China’s capitalist evolution is more like the Western experience than most people think: The Chinese economic model is called a socialist market economy, and it is characterized by state- and privately-owned businesses. Further, the Chinese government regulates the economy strictly, much more than what is seen and perceived outside. Project Syndicate, World’s Opinion page (https://www.project-syndicate.org/onpoint/china-gilded-age-crony-capitalist-boom-role-of-corruption-by-yuen-yuen-ang-2024-05) mentions..

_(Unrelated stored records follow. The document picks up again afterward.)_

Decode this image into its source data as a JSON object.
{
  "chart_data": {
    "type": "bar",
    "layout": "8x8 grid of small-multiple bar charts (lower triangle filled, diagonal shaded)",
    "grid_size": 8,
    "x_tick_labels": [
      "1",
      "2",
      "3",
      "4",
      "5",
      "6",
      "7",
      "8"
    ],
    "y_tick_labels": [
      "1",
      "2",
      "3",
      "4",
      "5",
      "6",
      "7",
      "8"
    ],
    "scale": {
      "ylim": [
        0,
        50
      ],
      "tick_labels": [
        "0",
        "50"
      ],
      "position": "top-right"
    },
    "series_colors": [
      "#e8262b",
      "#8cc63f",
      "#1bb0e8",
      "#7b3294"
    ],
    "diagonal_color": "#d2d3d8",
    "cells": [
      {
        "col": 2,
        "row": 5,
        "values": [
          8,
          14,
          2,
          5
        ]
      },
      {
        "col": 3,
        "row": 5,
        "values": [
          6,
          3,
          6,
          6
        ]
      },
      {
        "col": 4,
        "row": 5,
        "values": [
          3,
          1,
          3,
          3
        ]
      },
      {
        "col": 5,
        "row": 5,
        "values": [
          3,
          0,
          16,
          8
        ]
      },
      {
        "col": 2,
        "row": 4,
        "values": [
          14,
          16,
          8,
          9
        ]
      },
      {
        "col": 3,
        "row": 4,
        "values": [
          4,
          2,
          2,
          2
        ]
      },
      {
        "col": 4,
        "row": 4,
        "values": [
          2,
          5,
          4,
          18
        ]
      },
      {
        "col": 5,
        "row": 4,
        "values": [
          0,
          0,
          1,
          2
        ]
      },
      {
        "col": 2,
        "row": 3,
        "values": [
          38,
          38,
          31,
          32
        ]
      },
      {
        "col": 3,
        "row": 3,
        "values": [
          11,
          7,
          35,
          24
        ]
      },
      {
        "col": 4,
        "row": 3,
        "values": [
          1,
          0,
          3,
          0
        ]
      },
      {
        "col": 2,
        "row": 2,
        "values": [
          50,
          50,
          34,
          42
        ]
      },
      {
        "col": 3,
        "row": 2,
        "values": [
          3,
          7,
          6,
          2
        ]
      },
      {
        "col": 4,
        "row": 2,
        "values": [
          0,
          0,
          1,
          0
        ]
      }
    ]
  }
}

“Global corruption metrics capture “corruption of the poor,” but not “corruption of the rich.” Relying on these partial indicators has obscured an important historical pattern: capitalist superpowers like the US did not necessarily eliminate corruption; rather, their corruption evolved toward legalized elite exchanges that often precipitated financial bubbles. Thus, China appears anomalous only if one takes the idealized West as the benchmark. But once the mythology has been stripped away, it becomes clear that China’s capitalist evolution is more like the Western experience than most people think. China’s old development model focused wholly on GDP, and thus paid scant regard to the quality of growth. In this context, the abundance of access money enriched a handful of capitalists who paid for privileges and rewarded the politicians who served their interests. But, of course, this system also incentivized officials to pursue perverse, unsustainable modes of growth that maximized benefits for themselves and their cronies at the expense of social welfare. From the 2000s onward, local governments sold off land and over-invested in real estate, because that was the most expedient way to fill public coffers and line their own pockets”.Conclusion: it can be said that the crony capitalism and oligarchy in India and China may not be different. What is different is bringing down the policy of “ease of business” at the root level in China which India is trying to do now with lot of political hurdles of vote politics. Both countries are better off, but China is much better off than India due to its economic reforms at a scale which is much opposed and debated in India. Thus, while India roughly trebled its income, China increased it sevenfold. In earlier periods China, while more populous than India, was not noticeably richer. But what about the double standard of left liberals of India who are critical of reform policies like “Make in India in India” and they are acting like Chinese agents in India territory. These so-called left liberals in India tirelessly praise the growth model of Chinese economy, which inherently include crony capitalism and oligarchy but they oppose any sensible reform by any government of India. Indigenous Defence R&D is one sector which is on constant target of these left liberals in India in spite of the fact that it is needed to make India self-reliant for the security of the nation.